I ask why should the citizens of Waxahachie own and maintain a 120,000 square foot dilapidated hospital, parking lots and an old run down clinic building consuming a 9 acre site rife with asbestos that has been vacant for a number of years and that no one wants to buy?  Most of the time the old adage “don’t look a gift horse in the mouth” holds true.  But when a gift seems too good to be true, someone needs to look at it.  But our City Council never did.  Inexplicably, the property has nothing to do with City Services.   And per the Communications Director down at City Hall, we own it without any assessment of alternative use or value.

Mayor Hill claimed in a fairly recent post on Nextdoor that, “The land and office building are on the appraisal district for a couple million.
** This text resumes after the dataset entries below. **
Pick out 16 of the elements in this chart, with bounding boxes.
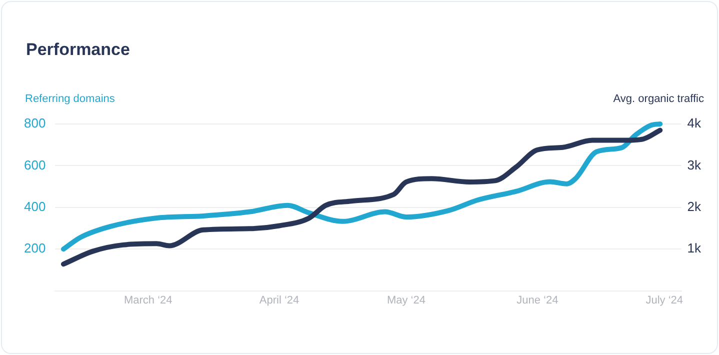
x-tick-label: March ‘24	[124, 294, 172, 306]
y2-tick-label: 2k	[687, 198, 702, 214]
x-tick-label: July ‘24	[646, 294, 683, 306]
chart-title: Performance	[26, 40, 130, 60]
y-tick-label: 600	[24, 157, 46, 172]
y2-tick-label: 4k	[687, 116, 702, 131]
y-tick-label: 200	[24, 240, 46, 256]
x-tick-label: April ‘24	[259, 294, 300, 306]
y2-tick-label: 1k	[687, 240, 702, 256]
y-tick-label: 400	[24, 198, 46, 214]
y-tick-label: 800	[24, 116, 46, 131]
y-axis-title: Referring domains	[25, 93, 115, 105]
y2-tick-label: 3k	[687, 157, 702, 172]
x-tick-label: June ‘24	[516, 294, 558, 306]
x-tick-label: May ‘24	[386, 294, 426, 306]
y2-axis-title: Avg. organic traffic	[613, 93, 704, 105]
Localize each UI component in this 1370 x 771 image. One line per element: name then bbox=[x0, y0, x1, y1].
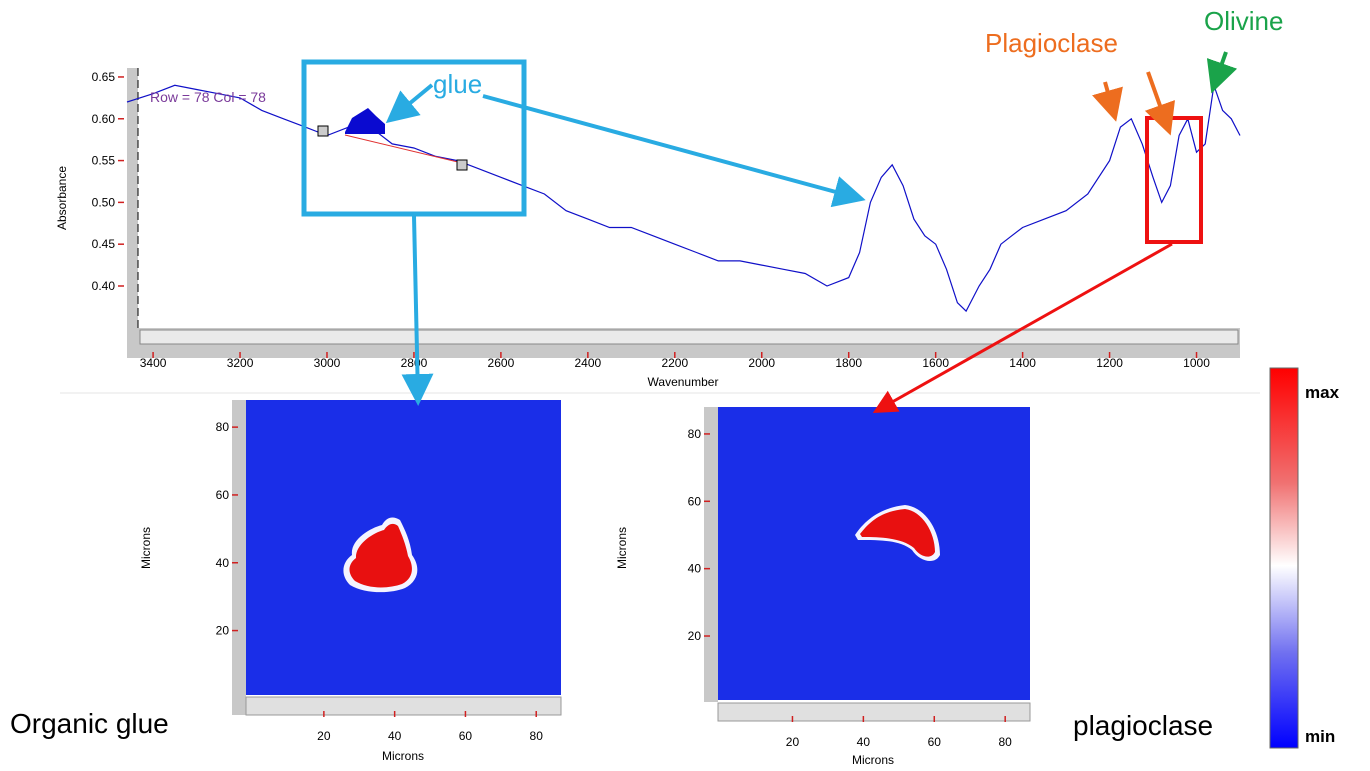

The hospital is appraised at over six million.  Whether you repurpose the hospital or have a developer tear it down and redevelop the area is still yet to be decided.”

In my view, the absence of any thorough assessment and determination of expected costs and benefits in accepting this land and all of its asbestos is an important reason why we find ourselves owning and maintaining an old hospital, a run-down clinic building, and surrounding parking lots.   The environmental costs of demolishing an asbestos riddled building can’t be known until demo is underway.  If the estimates are off, even higher costs will fall on you. 

The appraised values are cited to justify the debacle.  But the appraised values are old, and reflect the value of the hospital as a going concern chocked full of medical equipment.  Once the hospital closed down, the value of the hospital and adjacent properties dropped significantly.   The adjacent properties had value back in the day when businesses, physician practices, and others wanted to be close to hospital that they served.  But this hasn’t been the case for quite some time.

Finally, our City Manager has recognized the costs of demolishing the old asbestos-filled hospital and has budgeted $1.4 million to tear the hospital down and have it hauled off.  This looming expenditure I predicted over a year ago.  And this cost does not reflect that many of the adjacent properties were used for parking lots for staff, patients and visitors of the old hospital.  It will cost more money to remove the old parking lots to make the properties appealing to developers.   The old hospital and adjacent properties represent another cost to us.  We have been paying for the operating costs of the properties, including lawn care, electricity, and other costs for over a year now.  

And the value of the land after the building are demolished is anyone’s guess.   We were informed that the “gift” involved 8.873 acres.  If I take the demolition costs without additional asbestos abatement of the old hospital of $1.4 million and divide by 8.873 acres per the appraisal district this comes to $157,000 an acre cost to us.  When I search for comparable vacant land in the area I see valuations of from say $25,000 to $45,000 an acre.  To be sure the old Baylor property is quite nice and well-located (except for the parking lots and buildings), so perhaps the land is worth more per acre.  But it is really hard to come up to $157,000 an acre to make this deal pay-off, especially when considering the run down parking lots that have to be jack-hammered and removed, and the old clinic building will need demolition too. 

Another argument the City Council has advanced is that development of the property will add an economic boost to the area.  But is this true?  Just as likely as not if there is an economic activity generated from this project, it may just simply replace economic activity that would have occurred in elsewhere in the City.

It is important to ask the question why the old hospital property has remained undeveloped for so many years.  If the market supported a development project that would generate a fair return on investment, the old hospital and land would have been sold and developed years ago.  It wouldn’t be languishing one the City’s property rolls, generating nothing but costs.

And besides, we as taxpayers should not have to pay for the environmental clean-up of the property.  This was Baylor, Scott & White’s property.  They should be held responsible for the cost, not us. But the City Council declined to take my advice offered in several public meetings when they had the chance to give the hospital back to Baylor, Scott & White.   I certainly think we have better things to spend our money on, like our dilapidated streets for instance.

Paul Christenson is a candidate for Waxahachie City Council.